Matty Weingast is co-editor of Awake at the Bedside and former editor of the Insight Journal at Barre Center for Buddhist Studies. With almost two decades of meditation experience, Matty completed much of the work on The First Free Women: Poems of the Early Buddhist Nuns while staying at Aloka Vihara Forest Monastery in Northern California.
Misha Shungen Merrill is the primary teacher for Zen Heart Sangha in Menlo Park and Woodside, California, as well as the guiding teacher for the Twining Vines Sangha of New York. She has been practicing Zen since 1984 and received Dharma Transmission (permission to teach) in 1998 in the lineage of Shunryu Suzuki Roshi, the founder of SanFrancisco Zen Center. Misha also teaches at Peninsula School in Menlo Park where she is the librarian. She resides in Woodside with her husband and four-footed friends.
Nikki is of Persian heritage, and was introduced to contemplative practices and yoga in the early 1980's, to meditation in 1991, and to Theravada Buddhism in 2003. She has studied with various Western and Eastern teachers, with a keen interest in intensive silent retreats. She studied jhanas and detailed analytical vipassana with the renowned meditation master Venerable Pa Auk Sayadaw who instructed her to teach. She is also a Spirit Rock authorized retreat teacher, a Stanford trained compassion cultivation instructor, and a UCLA certified mindfulness facilitator. She teaches Buddhist meditation and contemplation nationally, and in particular, at Spirit Rock Meditation Center and Insight Meditation Center in Redwood City, where she also serves on their Board of Directors. Nikki holds a Ph.D. in computer science from UC Berkeley and has had an active career as an Artificial Intelligence scientist in academia and industry for over two decades.
Noa Ronkin received her PhD in Buddhist Studies in 2003 from the University of Oxford, and her BA and MA in Philosophy from Tel Aviv University. Her research interests include a range of issues associated with Theravada Buddhist philosophy and psychology, and comparative Western and Indian philosophy. She is the author of Early Buddhist Metaphysics: The Making of a Philosophical Tradition (Routledge-Curzon, 2005) and several articles on the Abhidhamma tradition. For eight years, Noa was affiliated with Stanford University in a number of research, teaching, and administrative positions. She is currently an independent scholar and also works for a nonprofit high-tech company that develops innovative solutions to unmet needs in multiple areas of the social sector.
Developing a clear understanding of the teachings and learning to fully inhabit the body have been core parts of my Dhamma practice. These areas, as well a strong emphasis on the heart, inform and shape my teaching. The few years I spent training as an Anagarika in the Thai Forest monasteries broadened my understanding of the Buddha's teachings and instilled a profound respect for the Bhikkhu and Bhikkhuni Sangha. All along the way, I've been particularly interested in how other modalities like Nonviolent Communication and Somatics can support our growth in awakening.
Philip Jones has practiced meditation since 1987 and has been teaching Insight Meditation since 1996. He has studied with teachers from Spirit Rock and the Insight Meditation Society and graduated from the first Community Dharma Leader program in 2000. He also studied for a number of years with Matthew Flickstein and more recently has been practicing with teachers from IMS and with Shaila Catherine. He has served on the board of directors of Mid America Dharma, the regional retreat organization, since the mid-'90's. Many of his talks and writings can be found at http://silentmindopenheart.org.

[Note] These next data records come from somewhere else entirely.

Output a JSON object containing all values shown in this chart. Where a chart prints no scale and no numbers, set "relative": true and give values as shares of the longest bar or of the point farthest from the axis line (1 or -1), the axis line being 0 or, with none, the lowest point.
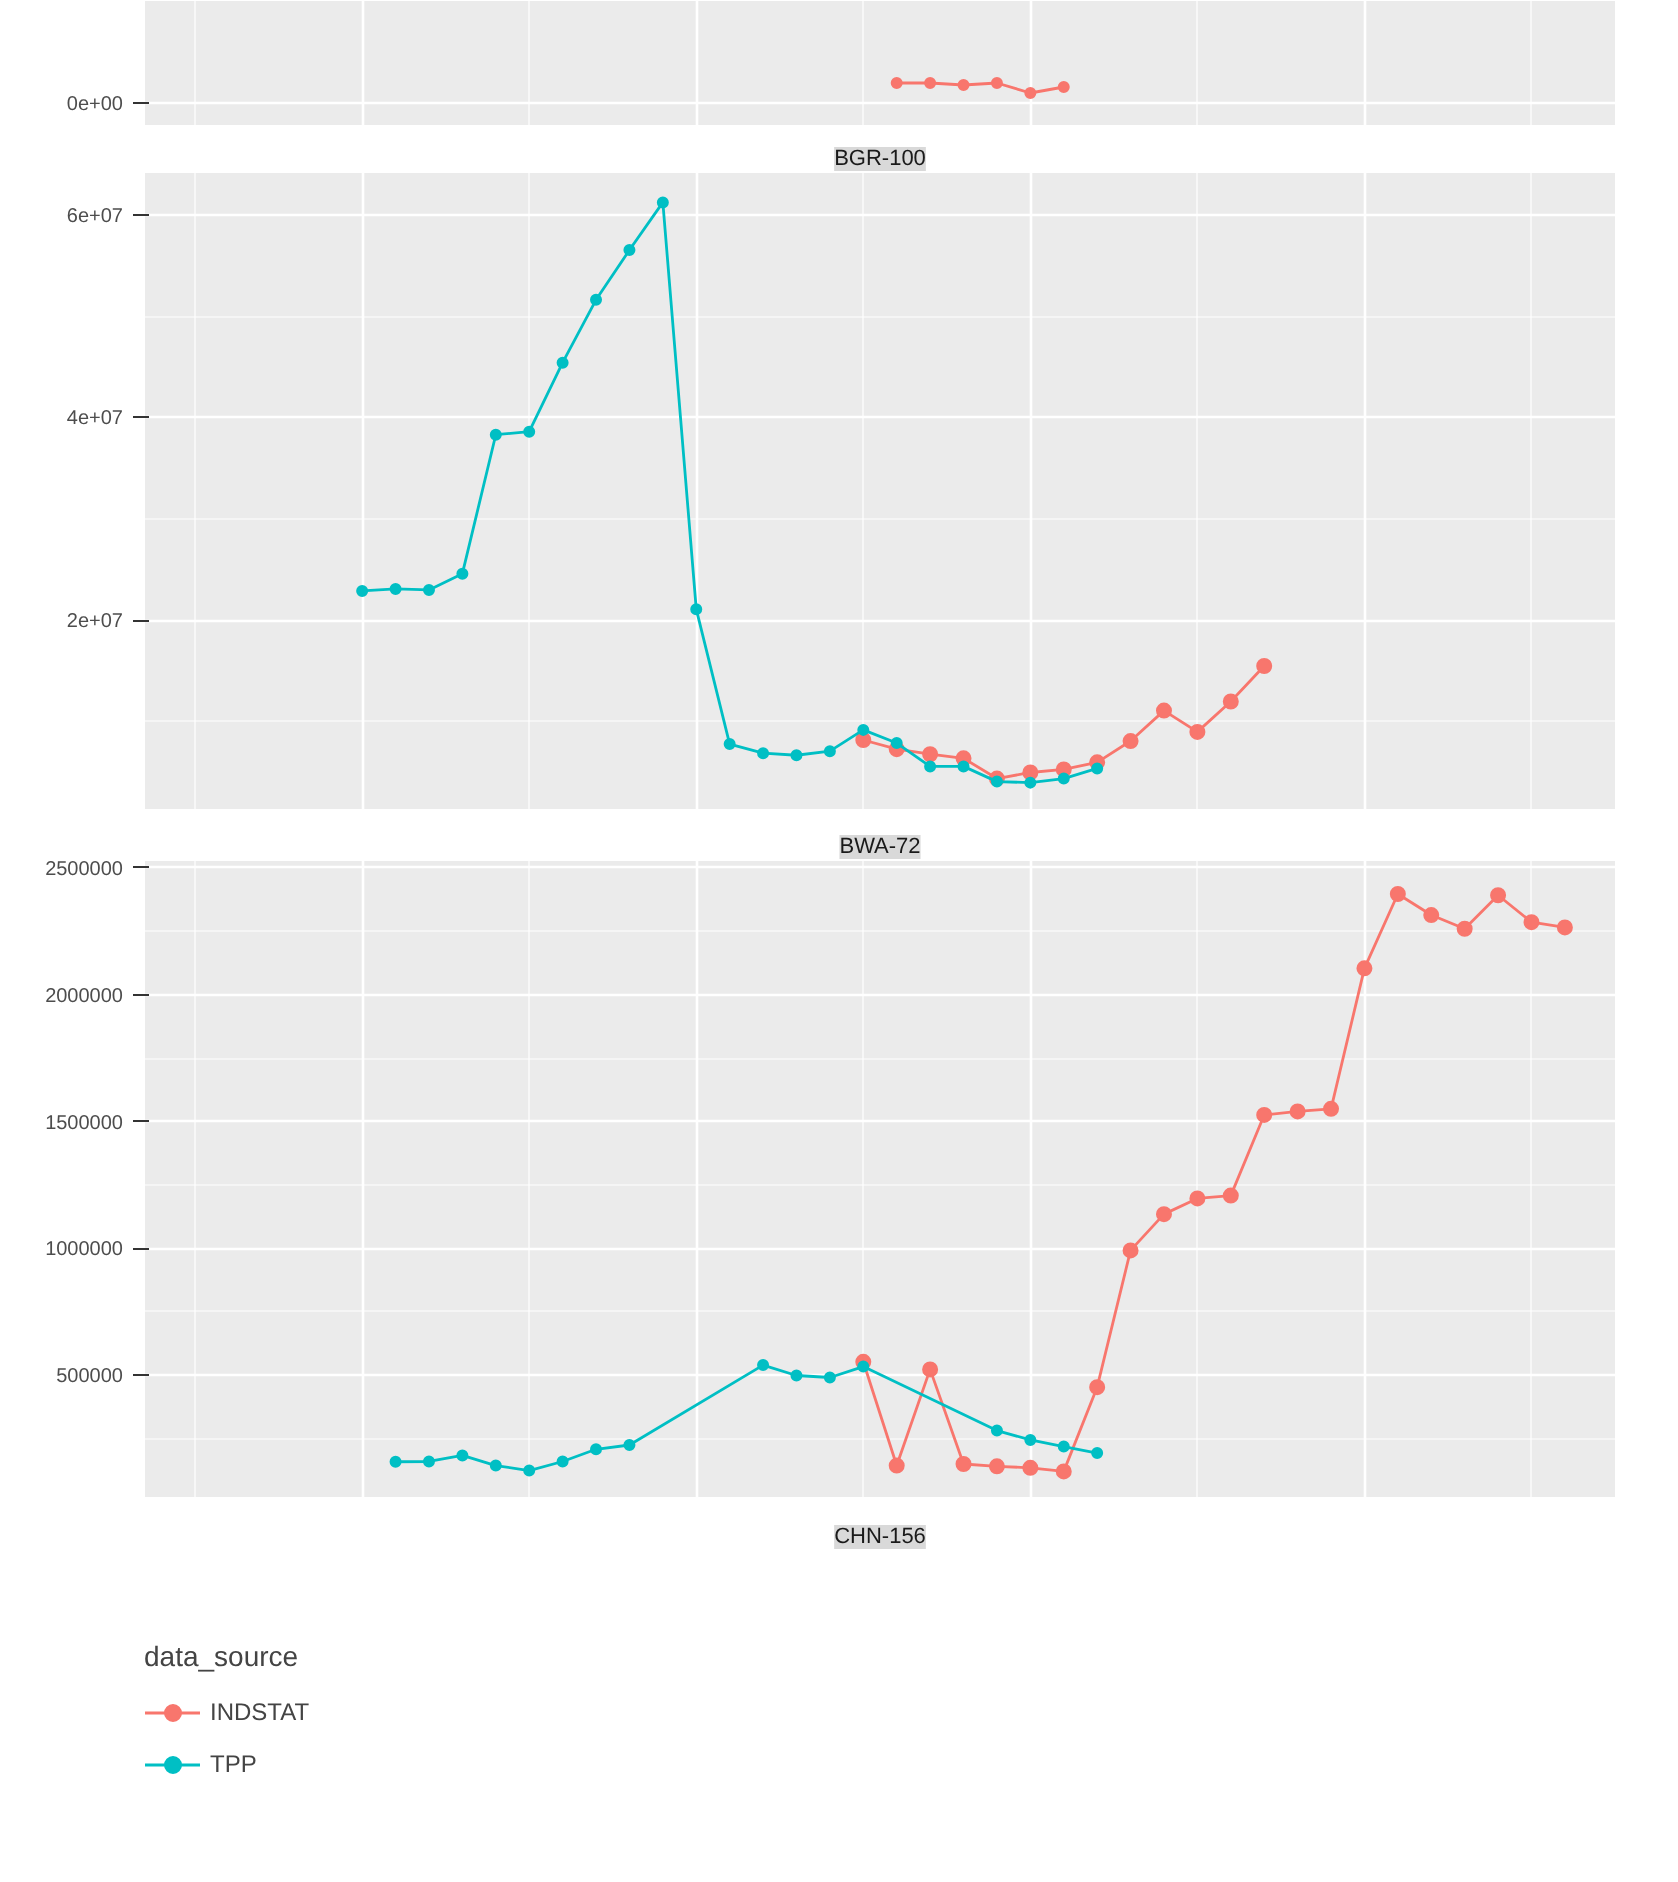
{
  "chart_data": [
    {
      "type": "line",
      "relative": true,
      "marker": "circle",
      "grid": true,
      "annotations": [
        "0e+00"
      ],
      "categories": [
        null,
        null,
        null,
        null,
        null,
        null,
        null,
        null,
        null,
        null,
        null,
        null,
        null,
        null,
        null,
        null,
        null,
        null,
        null,
        null,
        null,
        null,
        null,
        null,
        null,
        null,
        null,
        null,
        null,
        null,
        null,
        null,
        null,
        null,
        null,
        null,
        null,
        null,
        null,
        null,
        null,
        null,
        null,
        null
      ],
      "series": [
        {
          "name": "INDSTAT",
          "color": "#f8766d",
          "values": [
            null,
            null,
            null,
            null,
            null,
            null,
            null,
            null,
            null,
            null,
            null,
            null,
            null,
            null,
            null,
            null,
            null,
            null,
            null,
            null,
            null,
            null,
            1,
            1,
            0.9,
            1,
            0.5,
            0.8,
            null,
            null,
            null,
            null,
            null,
            null,
            null,
            null,
            null,
            null,
            null,
            null,
            null,
            null,
            null,
            null
          ]
        }
      ]
    },
    {
      "type": "line",
      "title": "BGR-100",
      "marker": "circle",
      "grid": true,
      "ylim": [
        1400000,
        64100000
      ],
      "categories": [
        null,
        null,
        null,
        null,
        null,
        null,
        null,
        null,
        null,
        null,
        null,
        null,
        null,
        null,
        null,
        null,
        null,
        null,
        null,
        null,
        null,
        null,
        null,
        null,
        null,
        null,
        null,
        null,
        null,
        null,
        null,
        null,
        null,
        null,
        null,
        null,
        null,
        null,
        null,
        null,
        null,
        null,
        null,
        null
      ],
      "yticks": [
        {
          "value": 10000000,
          "label": null
        },
        {
          "value": 20000000,
          "label": "2e+07"
        },
        {
          "value": 30000000,
          "label": null
        },
        {
          "value": 40000000,
          "label": "4e+07"
        },
        {
          "value": 50000000,
          "label": null
        },
        {
          "value": 60000000,
          "label": "6e+07"
        }
      ],
      "series": [
        {
          "name": "INDSTAT",
          "color": "#f8766d",
          "values": [
            null,
            null,
            null,
            null,
            null,
            null,
            null,
            null,
            null,
            null,
            null,
            null,
            null,
            null,
            null,
            null,
            null,
            null,
            null,
            null,
            null,
            8200000,
            7300000,
            6800000,
            6400000,
            4400000,
            5000000,
            5300000,
            6000000,
            8100000,
            11100000,
            9000000,
            12000000,
            15500000,
            null,
            null,
            null,
            null,
            null,
            null,
            null,
            null,
            null,
            null
          ]
        },
        {
          "name": "TPP",
          "color": "#00bfc4",
          "values": [
            null,
            null,
            null,
            null,
            null,
            null,
            22900000,
            23100000,
            23000000,
            24600000,
            38300000,
            38600000,
            45400000,
            51600000,
            56500000,
            61200000,
            21100000,
            7800000,
            6900000,
            6700000,
            7100000,
            9200000,
            7900000,
            5600000,
            5600000,
            4100000,
            4000000,
            4400000,
            5400000,
            null,
            null,
            null,
            null,
            null,
            null,
            null,
            null,
            null,
            null,
            null,
            null,
            null,
            null,
            null
          ]
        }
      ]
    },
    {
      "type": "line",
      "title": "BWA-72",
      "marker": "circle",
      "grid": true,
      "ylim": [
        20000,
        2527000
      ],
      "legend": "bottom",
      "legend_title": "data_source",
      "categories": [
        null,
        null,
        null,
        null,
        null,
        null,
        null,
        null,
        null,
        null,
        null,
        null,
        null,
        null,
        null,
        null,
        null,
        null,
        null,
        null,
        null,
        null,
        null,
        null,
        null,
        null,
        null,
        null,
        null,
        null,
        null,
        null,
        null,
        null,
        null,
        null,
        null,
        null,
        null,
        null,
        null,
        null,
        null,
        null
      ],
      "yticks": [
        {
          "value": 250000,
          "label": null
        },
        500000,
        {
          "value": 750000,
          "label": null
        },
        1000000,
        {
          "value": 1250000,
          "label": null
        },
        1500000,
        {
          "value": 1750000,
          "label": null
        },
        2000000,
        {
          "value": 2250000,
          "label": null
        },
        2500000
      ],
      "series": [
        {
          "name": "INDSTAT",
          "color": "#f8766d",
          "values": [
            null,
            null,
            null,
            null,
            null,
            null,
            null,
            null,
            null,
            null,
            null,
            null,
            null,
            null,
            null,
            null,
            null,
            null,
            null,
            null,
            null,
            553000,
            144000,
            523000,
            150000,
            141000,
            135000,
            121000,
            453000,
            992000,
            1135000,
            1197000,
            1208000,
            1526000,
            1540000,
            1550000,
            2104000,
            2397000,
            2314000,
            2260000,
            2392000,
            2286000,
            2265000,
            null
          ]
        },
        {
          "name": "TPP",
          "color": "#00bfc4",
          "values": [
            null,
            null,
            null,
            null,
            null,
            null,
            null,
            159000,
            160000,
            184000,
            144000,
            124000,
            160000,
            208000,
            225000,
            null,
            null,
            null,
            540000,
            499000,
            491000,
            534000,
            null,
            null,
            null,
            282000,
            245000,
            219000,
            193000,
            null,
            null,
            null,
            null,
            null,
            null,
            null,
            null,
            null,
            null,
            null,
            null,
            null,
            null,
            null
          ]
        }
      ]
    },
    {
      "type": "other",
      "title": "CHN-156"
    }
  ]
}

Philippe Goldin spent 6 years in Asia studying Buddhist philosophy and debate, and serving as an interpreter for various Tibetan Buddhist teachers. After returning to the U.S., he completed a Ph.D. in Psychology at Rutgers University, and now leads the Clinically Applied Affective Neuroscience laboratory in the Department of Psychology at Stanford University. His NIH-funded clinical research focuses on (a) neural mechanisms of emotional reactivity and regulation, (b) effects of mindfulness meditation and cognitive-behavioral therapy for anxiety disorders on brain systems related to self and emotional processes, and (c) how mindfulness training for families influences cognitive-affective processes.